Les événements nous obligent, certes, à légiférer, mais il nous faut garder une certaine distance, source de sagesse, afin de parvenir au consensus que nous recherchons tous.

En ce qui concerne l'état d'urgence, je partage pleinement l'analyse du Premier ministre. Lui donner un fondement constitutionnel, c'est conforter les mesures de police actuelles et éviter les conséquences fâcheuses ou désastreuses qu'entraînerait la recevabilité éventuelle d'une question prioritaire de constitutionnalité. Par ailleurs, et c'est rassurant du point de vue des libertés individuelles, le Premier ministre a précisé qu'un contrôle parlementaire, dont l'efficacité serait garantie, serait instauré et qu'une loi ordinaire définirait certaines mesures : saisie du matériel informatique, droit de suite, droit de maintien à disposition d'une personne pendant quatre heures. Enfin, le tout serait assorti, et c'est essentiel du point de vue de la garantie des libertés publiques, d'un contrôle judiciaire et non plus administratif.

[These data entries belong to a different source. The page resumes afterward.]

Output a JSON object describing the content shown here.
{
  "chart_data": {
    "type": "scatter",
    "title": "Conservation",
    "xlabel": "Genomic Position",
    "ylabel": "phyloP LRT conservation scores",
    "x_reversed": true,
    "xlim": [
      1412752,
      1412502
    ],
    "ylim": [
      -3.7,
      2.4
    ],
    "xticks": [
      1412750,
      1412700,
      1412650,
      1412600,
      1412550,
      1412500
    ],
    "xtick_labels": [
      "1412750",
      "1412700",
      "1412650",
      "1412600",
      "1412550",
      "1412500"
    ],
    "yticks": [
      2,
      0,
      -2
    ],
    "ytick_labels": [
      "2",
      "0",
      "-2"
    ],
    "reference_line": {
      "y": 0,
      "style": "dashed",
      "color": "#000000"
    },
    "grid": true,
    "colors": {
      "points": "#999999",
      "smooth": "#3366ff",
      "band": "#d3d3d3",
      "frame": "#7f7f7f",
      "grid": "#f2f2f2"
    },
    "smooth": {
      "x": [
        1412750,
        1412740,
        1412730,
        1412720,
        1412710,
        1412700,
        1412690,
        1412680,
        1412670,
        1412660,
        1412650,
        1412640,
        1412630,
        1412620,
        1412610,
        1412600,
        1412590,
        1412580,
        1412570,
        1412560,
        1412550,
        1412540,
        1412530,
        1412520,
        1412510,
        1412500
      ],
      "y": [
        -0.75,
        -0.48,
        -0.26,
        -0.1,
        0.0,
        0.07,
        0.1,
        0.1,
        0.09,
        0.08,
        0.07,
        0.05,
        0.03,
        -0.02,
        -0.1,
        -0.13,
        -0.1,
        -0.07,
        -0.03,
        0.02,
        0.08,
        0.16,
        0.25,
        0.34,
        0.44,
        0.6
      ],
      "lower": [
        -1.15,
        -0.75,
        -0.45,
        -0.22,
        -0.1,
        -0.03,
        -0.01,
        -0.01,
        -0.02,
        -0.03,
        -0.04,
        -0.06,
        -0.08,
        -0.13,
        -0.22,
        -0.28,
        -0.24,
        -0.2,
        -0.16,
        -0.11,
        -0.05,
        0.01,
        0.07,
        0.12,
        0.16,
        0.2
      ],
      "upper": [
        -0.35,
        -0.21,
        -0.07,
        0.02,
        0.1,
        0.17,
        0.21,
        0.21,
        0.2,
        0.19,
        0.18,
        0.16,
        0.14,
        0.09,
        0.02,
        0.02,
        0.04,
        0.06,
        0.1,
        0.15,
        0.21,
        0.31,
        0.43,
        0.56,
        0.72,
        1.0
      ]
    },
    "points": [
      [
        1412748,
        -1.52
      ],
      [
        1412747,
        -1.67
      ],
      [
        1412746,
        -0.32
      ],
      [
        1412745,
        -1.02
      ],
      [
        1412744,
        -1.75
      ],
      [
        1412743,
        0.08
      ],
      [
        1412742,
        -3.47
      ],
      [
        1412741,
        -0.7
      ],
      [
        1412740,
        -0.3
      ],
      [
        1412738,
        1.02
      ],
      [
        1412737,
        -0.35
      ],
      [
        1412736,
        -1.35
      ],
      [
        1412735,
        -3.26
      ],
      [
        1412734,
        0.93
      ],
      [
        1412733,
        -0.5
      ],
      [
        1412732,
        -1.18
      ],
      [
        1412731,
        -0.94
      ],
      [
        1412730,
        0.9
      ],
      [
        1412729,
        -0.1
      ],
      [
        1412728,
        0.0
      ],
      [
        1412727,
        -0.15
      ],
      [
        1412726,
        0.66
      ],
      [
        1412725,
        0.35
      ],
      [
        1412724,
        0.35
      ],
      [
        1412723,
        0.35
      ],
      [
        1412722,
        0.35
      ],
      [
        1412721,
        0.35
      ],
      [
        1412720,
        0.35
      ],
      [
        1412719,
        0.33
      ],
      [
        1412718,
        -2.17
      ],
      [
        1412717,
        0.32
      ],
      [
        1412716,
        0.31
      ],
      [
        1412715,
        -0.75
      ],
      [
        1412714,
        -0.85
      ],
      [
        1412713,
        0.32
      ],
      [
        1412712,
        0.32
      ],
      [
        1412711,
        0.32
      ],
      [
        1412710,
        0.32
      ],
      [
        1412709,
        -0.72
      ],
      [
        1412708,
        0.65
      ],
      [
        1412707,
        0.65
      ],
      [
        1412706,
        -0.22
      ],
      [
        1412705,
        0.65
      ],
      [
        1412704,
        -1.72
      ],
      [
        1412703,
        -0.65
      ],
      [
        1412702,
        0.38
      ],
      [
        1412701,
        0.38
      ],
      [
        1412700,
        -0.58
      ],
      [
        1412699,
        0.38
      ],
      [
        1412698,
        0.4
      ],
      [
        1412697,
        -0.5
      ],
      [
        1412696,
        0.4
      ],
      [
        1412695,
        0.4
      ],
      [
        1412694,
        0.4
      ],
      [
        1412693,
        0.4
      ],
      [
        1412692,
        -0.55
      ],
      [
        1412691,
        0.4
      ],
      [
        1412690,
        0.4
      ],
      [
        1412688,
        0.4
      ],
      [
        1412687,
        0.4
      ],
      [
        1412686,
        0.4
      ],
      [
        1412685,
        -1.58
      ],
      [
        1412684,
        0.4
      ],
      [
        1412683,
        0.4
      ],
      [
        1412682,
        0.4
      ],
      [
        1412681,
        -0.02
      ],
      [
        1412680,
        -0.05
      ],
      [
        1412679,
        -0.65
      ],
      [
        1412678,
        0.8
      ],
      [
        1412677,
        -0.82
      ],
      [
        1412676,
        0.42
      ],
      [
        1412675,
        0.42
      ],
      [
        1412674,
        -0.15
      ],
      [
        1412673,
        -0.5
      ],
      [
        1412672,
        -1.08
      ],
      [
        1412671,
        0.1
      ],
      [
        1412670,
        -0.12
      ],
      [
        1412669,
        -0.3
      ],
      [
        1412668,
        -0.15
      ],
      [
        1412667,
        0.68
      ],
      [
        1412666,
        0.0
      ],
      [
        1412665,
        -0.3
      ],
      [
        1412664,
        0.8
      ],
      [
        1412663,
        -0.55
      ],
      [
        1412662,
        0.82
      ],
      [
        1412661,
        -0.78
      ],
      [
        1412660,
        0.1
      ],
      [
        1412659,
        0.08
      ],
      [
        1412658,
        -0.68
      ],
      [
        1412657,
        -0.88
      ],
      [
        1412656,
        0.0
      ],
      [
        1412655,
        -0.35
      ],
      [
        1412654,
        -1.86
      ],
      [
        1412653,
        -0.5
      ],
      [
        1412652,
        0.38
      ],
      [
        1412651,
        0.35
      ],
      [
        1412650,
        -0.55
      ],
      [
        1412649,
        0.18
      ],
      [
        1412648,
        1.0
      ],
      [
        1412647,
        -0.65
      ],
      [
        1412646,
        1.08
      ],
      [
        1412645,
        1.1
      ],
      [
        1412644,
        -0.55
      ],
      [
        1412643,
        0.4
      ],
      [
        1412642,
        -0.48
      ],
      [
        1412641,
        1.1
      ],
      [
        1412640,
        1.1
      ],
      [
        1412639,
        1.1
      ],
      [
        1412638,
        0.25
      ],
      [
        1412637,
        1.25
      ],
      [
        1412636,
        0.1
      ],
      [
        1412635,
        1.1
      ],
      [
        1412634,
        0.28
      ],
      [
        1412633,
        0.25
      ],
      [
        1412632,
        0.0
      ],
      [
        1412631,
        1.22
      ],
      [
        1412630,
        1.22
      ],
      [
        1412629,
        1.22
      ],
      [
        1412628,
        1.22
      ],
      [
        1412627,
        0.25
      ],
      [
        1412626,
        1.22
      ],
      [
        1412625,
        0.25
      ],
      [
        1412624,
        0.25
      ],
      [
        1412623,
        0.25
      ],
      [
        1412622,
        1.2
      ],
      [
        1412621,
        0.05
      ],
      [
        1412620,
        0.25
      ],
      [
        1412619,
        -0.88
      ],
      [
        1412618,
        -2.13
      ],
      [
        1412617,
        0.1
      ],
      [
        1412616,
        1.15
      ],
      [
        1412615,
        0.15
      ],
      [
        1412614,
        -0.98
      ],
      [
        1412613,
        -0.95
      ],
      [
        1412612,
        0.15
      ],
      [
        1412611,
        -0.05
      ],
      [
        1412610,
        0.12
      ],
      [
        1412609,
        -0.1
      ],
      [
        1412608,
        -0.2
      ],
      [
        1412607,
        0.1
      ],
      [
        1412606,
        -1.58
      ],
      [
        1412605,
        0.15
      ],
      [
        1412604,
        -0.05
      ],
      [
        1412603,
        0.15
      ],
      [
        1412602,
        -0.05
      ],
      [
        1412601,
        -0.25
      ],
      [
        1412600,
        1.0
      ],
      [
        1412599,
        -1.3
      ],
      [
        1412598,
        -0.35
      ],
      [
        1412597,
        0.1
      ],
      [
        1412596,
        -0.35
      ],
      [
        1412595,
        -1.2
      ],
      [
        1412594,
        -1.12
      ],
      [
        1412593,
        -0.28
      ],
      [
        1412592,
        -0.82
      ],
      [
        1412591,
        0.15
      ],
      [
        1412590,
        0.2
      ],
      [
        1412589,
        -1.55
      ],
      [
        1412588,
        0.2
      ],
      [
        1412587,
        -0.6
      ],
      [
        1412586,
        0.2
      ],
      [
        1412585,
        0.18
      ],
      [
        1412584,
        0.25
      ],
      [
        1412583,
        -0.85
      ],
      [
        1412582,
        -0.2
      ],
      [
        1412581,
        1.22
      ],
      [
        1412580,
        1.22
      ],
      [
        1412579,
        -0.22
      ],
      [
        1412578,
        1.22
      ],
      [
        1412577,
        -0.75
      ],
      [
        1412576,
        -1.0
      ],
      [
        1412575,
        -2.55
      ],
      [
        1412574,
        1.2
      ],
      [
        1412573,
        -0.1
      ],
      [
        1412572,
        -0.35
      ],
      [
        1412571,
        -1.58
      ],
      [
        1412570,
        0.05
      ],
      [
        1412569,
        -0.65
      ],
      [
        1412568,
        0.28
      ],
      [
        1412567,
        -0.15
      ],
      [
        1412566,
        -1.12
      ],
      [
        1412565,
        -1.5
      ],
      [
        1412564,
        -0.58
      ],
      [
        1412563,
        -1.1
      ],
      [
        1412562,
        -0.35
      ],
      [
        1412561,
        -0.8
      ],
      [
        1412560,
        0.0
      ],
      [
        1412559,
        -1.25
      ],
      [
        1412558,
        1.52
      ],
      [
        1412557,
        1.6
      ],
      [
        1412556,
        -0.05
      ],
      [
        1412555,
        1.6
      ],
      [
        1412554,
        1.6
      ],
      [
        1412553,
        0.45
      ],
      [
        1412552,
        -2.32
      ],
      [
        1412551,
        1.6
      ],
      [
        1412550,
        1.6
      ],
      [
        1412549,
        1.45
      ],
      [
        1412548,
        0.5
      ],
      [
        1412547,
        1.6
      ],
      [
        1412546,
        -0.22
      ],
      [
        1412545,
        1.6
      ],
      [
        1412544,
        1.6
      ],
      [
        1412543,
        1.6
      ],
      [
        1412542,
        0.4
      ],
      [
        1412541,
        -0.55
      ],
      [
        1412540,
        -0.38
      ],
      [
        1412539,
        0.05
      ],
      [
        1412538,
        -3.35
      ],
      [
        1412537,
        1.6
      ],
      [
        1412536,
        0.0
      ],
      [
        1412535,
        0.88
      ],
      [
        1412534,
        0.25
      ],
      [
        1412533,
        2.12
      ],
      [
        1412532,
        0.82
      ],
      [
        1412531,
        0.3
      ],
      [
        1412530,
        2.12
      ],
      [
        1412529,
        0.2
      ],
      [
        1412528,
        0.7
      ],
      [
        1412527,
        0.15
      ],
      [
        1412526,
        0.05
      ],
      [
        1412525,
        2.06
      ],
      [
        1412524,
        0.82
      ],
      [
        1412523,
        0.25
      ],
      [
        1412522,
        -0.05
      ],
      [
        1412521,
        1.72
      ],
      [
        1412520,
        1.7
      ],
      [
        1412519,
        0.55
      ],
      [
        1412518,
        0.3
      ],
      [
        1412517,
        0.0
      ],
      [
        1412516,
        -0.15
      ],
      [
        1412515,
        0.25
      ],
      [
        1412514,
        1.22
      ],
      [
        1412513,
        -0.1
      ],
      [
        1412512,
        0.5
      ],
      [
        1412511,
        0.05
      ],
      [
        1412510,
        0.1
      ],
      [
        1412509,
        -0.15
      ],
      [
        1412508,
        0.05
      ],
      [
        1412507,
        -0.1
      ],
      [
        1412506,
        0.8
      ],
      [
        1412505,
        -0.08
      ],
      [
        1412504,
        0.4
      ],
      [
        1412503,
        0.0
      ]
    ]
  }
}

Sur la déchéance de nationalité, je reste réservé ; j'espère que nos débats apporteront une réponse à mes interrogations. L'homme de la rue a besoin qu'on lui parle de manière claire et précise. Certes, le texte ne fait plus de distinguo entre les citoyens, mais le doute demeure puisque la rédaction de l'article 2 du projet laisse supposer que le binational pourrait être déchu de la nationalité française tandis que le Français ne possédant pas d'autre nationalité ne pourrait être déchu que de ses droits civils ou civiques. Il va donc falloir que l'on m'explique les choses de manière pragmatique, que l'on me dise quel juge fera ce distinguo et à quel stade de la procédure.

Par ailleurs, pourquoi est-il désormais prévu que la déchéance de nationalité puisse s'appliquer à des personnes ayant commis des délits alors que seuls les crimes étaient mentionnés dans le texte initial ? Que l'on fasse référence aux crimes, on le comprend puisque les faits reprochés à ceux qui seront jugés en tant que terroristes seront des crimes affreux. En revanche, on ignore sur quel fondement matériel et juridique seront définis les délits visés. Je n'accepte pas cette extension soudaine du champ d'application de la mesure. J'attends donc des explications sur ce point ; je les écouterai, et peut-être me convaincront-elles. Je reste circonspect. J'attends des garanties supplémentaires, et je demeurerai intransigeant sur la sauvegarde de nos principes républicains.

En conclusion, les Françaises et les Français attendent de nous, au-delà de nos discussions savantes, voire byzantines, que nous nous attaquions aux racines du mal – l'injustice, l'exclusion, le rejet, la pauvreté, la précarité – et que nous agissions fortement dans nos quartiers, nos écoles, pour restaurer le pacte républicain, redistribuer les richesses, rétablir partout la sécurité, qui est un bien essentiel. Ils attendent de nous une action forte, pragmatique, réaliste et adaptée aux besoins qui sont les leurs.